Many elderly HD patients are treated with central venous catheters. However, observational data has shown that also in the elderly, the use of central venous catheters is associated with significantly increased mortality [34]. Therefore, in our opinion, arteriovenous fistulae are preferable for vascular access in the elderly, in concordance with current guidelines [35,36].

Given the absence of the large fluctuations associated with HD treatment, peritoneal dialysis (PD) would also appear to be a good option in the treatment of the elderly ESRD patient. However, both in the USA as well as in Europe, PD appears to be prescribed less often in elderly as compared to younger patients [37,38,39]. A potential disadvantage of PD is that elderly patients with visual or motoric problems may not be able to perform the exchanges themselves and are dependent upon family members or health professionals. The expected inability to perform exchanges was indeed a major reason not to start PD in the NECOSAD study [40]. Thus, an assisted PD program in the elderly, which should be well organized in close collaboration with next of kin and other stakeholders, should remove an important barrier for prescription of PD in the elderly [41]. As for outcome, a US report suggests a higher mortality rate in elderly diabetic females [42], whereas in the EDTA registry PD was associated with a survival benefit in the elderly, except for diabetic females in which PD was also associated with increased mortality [38].

Few reports have compared the effects of HD and PD on functional status. In the report by Jassal et al. [14], a surprisingly high percentage of patients (44%) were started on PD. This may be related to the predialysis care given to the large majority of patients (90%). No difference in the course of functional status was observed between patients treated with PD or HD.

Thus, all available dialysis therapies appear feasible in the elderly, but need specific care and dedication for this patient group. As all data are observational and subject to various forms of bias, the potential benefits and disadvantages of current treatment modalities should be weighted on an individual basis. Of course, treatment should not focus on the prescription of a dialysis therapy alone, but should be based on a multidimensional approach of the elderly patient by a multidisciplinary team, as holds true for all dialysis patients. Furthermore, efforts focusing on rehabilitation and social support are very important in this group [14,43]. In a selected group of elderly patients, renal transplantation is feasible [44], but falls beyond the scope of this paper.

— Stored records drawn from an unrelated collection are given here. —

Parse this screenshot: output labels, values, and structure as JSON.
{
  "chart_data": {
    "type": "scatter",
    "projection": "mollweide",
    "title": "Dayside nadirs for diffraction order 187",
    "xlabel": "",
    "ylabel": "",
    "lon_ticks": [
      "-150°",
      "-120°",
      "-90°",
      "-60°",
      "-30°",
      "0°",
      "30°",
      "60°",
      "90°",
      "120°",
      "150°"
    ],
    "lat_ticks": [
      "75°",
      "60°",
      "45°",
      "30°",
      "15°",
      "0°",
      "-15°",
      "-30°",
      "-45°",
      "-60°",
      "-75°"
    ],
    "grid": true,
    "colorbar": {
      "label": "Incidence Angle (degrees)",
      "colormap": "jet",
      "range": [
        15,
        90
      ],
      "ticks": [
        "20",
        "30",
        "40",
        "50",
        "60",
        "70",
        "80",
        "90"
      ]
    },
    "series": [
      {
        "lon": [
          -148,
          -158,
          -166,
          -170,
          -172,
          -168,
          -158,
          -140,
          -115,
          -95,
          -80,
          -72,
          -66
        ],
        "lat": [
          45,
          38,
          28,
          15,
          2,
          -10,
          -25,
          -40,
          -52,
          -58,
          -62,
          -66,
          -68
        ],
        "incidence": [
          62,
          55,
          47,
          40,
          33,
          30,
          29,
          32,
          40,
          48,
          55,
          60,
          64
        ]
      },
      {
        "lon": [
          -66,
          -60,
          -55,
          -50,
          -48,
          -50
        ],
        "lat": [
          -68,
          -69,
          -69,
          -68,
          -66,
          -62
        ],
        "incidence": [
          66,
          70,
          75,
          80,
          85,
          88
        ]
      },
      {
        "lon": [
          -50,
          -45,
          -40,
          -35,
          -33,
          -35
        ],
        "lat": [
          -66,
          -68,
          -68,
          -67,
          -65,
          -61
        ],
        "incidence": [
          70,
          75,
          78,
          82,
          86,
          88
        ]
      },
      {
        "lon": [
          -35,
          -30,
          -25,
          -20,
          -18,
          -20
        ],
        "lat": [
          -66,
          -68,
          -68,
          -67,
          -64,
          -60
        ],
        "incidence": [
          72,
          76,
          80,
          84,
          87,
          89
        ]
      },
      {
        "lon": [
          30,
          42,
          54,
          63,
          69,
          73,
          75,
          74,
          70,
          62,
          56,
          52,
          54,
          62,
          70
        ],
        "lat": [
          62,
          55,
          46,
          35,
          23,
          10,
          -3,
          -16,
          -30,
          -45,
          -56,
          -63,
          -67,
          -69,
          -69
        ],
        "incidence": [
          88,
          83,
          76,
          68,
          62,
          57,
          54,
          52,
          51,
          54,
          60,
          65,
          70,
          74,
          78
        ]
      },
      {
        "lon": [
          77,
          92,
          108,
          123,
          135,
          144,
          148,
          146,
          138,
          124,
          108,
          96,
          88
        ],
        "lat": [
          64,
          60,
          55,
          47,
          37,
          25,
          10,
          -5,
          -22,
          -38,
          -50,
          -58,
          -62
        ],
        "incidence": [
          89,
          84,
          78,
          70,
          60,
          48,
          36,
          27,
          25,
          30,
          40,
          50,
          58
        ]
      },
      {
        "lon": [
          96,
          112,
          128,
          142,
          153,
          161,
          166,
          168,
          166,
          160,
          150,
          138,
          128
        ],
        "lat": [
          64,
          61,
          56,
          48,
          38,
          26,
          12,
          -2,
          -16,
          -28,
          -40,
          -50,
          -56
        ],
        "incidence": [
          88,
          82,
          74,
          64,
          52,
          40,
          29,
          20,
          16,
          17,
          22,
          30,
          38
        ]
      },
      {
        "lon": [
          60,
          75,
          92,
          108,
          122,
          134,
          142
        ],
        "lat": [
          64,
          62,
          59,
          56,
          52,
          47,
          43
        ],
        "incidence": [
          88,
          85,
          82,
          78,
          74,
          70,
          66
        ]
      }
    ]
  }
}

The time of referral to nephrological care appears to be an important predictor of outcome, also in elderly patients. In patients above 70 years of age, those who were referred to a nephrologist early had a far better 1-year survival as compared to patients who were referred late [45]. Although the latter group might have started dialysis because of a rapid decline in functional status which also influenced prognosis, early timely referral appears beneficial in elderly patients based on these observational data. Apart from the possible beneficial effect on outcome, early referral also provides time to discuss the best treatment pathway for the elderly in the shared decision process, regardless of whether a conservative approach or dialysis therapy is chosen. Moreover, early referral may also be beneficial in the elderly so as to prevent further deterioration in renal function in patients with chronic renal failure, as well as to maintain adequate control of the secondary complications [46].

Providing adequate care for the growing elderly ESRD population is challenging. An adequate shared decisions process, with a deliberate choice for conservative therapy or one of the forms of renal replacement, is of key importance in this population. Regardless of the treatment choice, a multidisciplinary and multidimensional approach in the care of these patients is strongly needed. Both life expectancy and life quality should be taken into account.